Degree Name

Master of Science (MS)

Semester of Degree Completion


Thesis Director

Eric K. Bollinger


Black-capped (Poecile atricapillus) and Carolina Chickadees (P. carolinensis) have distributions that span the northern and eastern portions of the United States. The areas where these distributions meet are called contact zones and extend from Kansas to New Jersey. Contact zones often have a narrow range of hybridization and usually within these zones of hybridization we will see a mixture of genetic, morphological, and cultural traits. One focus of this project was to compare morphology and genetics of chickadees within and near the largest Illinois contact zone, which has not been done previously. This contact zone was delineated by Enstrom and Bollinger (2009) based only on song structure and not on genetics or morphology. I placed 150 nest boxes within and on the edges of this contact zone in central Illinois. To examine the extent of hybridization occurring in this area, nestlings and adults were weighed and measured. Blood and tissue samples were also taken for genetic analyses. Results showed that although clutch size was similar across all sites, the hatchability of eggs differed significantly. This would suggest a reproductive depression in areas of hybridization, which is to be expected. I also found that wing chord and tail measurements for most individuals were Carolina-like with only individuals from the northernmost site having black-capped-like morphology.

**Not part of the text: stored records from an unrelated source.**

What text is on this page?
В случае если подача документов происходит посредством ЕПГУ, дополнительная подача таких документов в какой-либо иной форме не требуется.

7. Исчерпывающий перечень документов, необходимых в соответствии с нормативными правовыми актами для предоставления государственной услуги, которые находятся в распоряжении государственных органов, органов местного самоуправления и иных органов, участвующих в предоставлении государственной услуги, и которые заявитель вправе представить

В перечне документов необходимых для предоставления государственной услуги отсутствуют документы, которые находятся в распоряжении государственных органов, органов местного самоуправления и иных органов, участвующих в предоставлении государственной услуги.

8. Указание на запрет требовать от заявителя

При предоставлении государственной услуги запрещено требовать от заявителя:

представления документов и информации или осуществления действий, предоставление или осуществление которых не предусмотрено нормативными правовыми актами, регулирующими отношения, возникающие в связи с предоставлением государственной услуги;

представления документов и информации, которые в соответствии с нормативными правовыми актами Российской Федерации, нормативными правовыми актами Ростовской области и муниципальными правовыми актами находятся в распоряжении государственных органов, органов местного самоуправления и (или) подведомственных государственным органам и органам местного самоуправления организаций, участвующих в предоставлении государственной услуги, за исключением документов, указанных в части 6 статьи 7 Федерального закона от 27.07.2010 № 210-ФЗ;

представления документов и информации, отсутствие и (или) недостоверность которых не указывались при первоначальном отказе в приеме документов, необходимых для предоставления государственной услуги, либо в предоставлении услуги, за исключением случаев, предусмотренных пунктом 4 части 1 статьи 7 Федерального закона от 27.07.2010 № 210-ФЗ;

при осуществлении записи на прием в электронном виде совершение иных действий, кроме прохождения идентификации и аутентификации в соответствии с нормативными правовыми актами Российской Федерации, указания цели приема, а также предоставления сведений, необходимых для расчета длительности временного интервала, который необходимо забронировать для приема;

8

I also examined a chickadee vocalization known as the "gargle" call. This short and complex call is often used in agonistic situations and sometimes immediately preceding copulation. Gargles were recorded year-round from areas surrounding the nest boxes. Recordings were conducted in one minute intervals, for up to five minutes at a time. Across sites, I compared the core components of the gargle, such as the start frequency, maximum frequency, minimum frequency, and end frequency.

These results showed a high amount of variation within the call across all sites. Another component examined was the syllabic composition. Although there were three universal syllables found at all sites, there was considerable variability in the overall abundance and patterns of all other syllables. Overall, my results indicate that the individuals within the Illinois contact zone are genetically more similar to Carolina Chickadees than Black-capped Chickadees. More extensive genetic and behavioral studies are necessary in order to determine the extent of hybridization occurring throughout this area.